The Iraqi army on Sunday said its air force carried out a series of strikes against positions held by the so-called Islamic State in rural Salahuddin province, killing a ‘group of’ fighters.
This marks the latest air operation the Iraqi forces have carried out using F-16s, targeting hideouts of the terrorist organization in Salahuddin province, which contains sprawling near-uninhabitable areas that are used by sleeper cells to plan and carry out attacks on nearby territories witnessing security gaps.
The Iraqi military communications center, the Security Media Cell, said that the warplanes directed “precise strikes against the hideouts of [ISIS] terrorist gangs on the island of Abdul Aziz, located in the middle of the Tigris River west of al-Dour district in Salahuddin province.”

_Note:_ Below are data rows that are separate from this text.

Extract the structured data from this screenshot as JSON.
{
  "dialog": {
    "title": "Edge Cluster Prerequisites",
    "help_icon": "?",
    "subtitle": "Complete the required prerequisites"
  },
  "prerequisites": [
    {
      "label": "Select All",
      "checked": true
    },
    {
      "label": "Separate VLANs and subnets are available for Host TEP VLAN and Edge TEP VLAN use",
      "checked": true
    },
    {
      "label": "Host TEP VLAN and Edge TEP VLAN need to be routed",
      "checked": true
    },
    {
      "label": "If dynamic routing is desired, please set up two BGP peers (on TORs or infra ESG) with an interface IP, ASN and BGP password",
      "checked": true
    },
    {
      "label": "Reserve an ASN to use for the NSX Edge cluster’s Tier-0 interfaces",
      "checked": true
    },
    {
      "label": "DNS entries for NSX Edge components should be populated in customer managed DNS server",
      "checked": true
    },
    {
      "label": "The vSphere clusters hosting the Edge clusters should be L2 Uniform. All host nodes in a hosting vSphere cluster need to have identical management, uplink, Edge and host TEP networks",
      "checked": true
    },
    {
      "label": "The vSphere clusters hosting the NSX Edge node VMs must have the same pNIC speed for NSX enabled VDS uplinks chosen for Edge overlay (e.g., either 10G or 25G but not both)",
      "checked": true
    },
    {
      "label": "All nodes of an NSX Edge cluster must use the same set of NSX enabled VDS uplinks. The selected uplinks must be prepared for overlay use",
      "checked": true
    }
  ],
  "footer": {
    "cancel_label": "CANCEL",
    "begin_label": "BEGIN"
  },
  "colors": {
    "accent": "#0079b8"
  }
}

The army statement said the shelling “killed a group of terrorist elements and completely destroyed the hideouts,” from where the group launches attacks on the Iraqi security forces and citizens.
Iraqi forces have carried out a series of sweeping operations in that area, as well as other hotbeds of Islamic State militancy. Still, the terrorist organization’s insurgency continues, seeing a marked uptick in recent weeks as other crises grip the country, including the coronavirus outbreak.
In an earlier operation on April 13, anti-ISIS Coalition airstrikes and a ground assault by Iraqi forces killed over 20 suspected Islamic State fighters based in the Wadi al-Shai of disputed Kirkuk province, a Coalition statement said on Friday.
Baghdad declared a military victory over the group in late 2017.
On Saturday alone, nine members of the Iraqi security forces and two civilians were injured in four separate attacks by Islamic State sleeper agents in different parts of the central province of Diyala. One of the incidents involved a blast that apparently targeted troops engaged in a military operation to search out remnants of the terrorist group.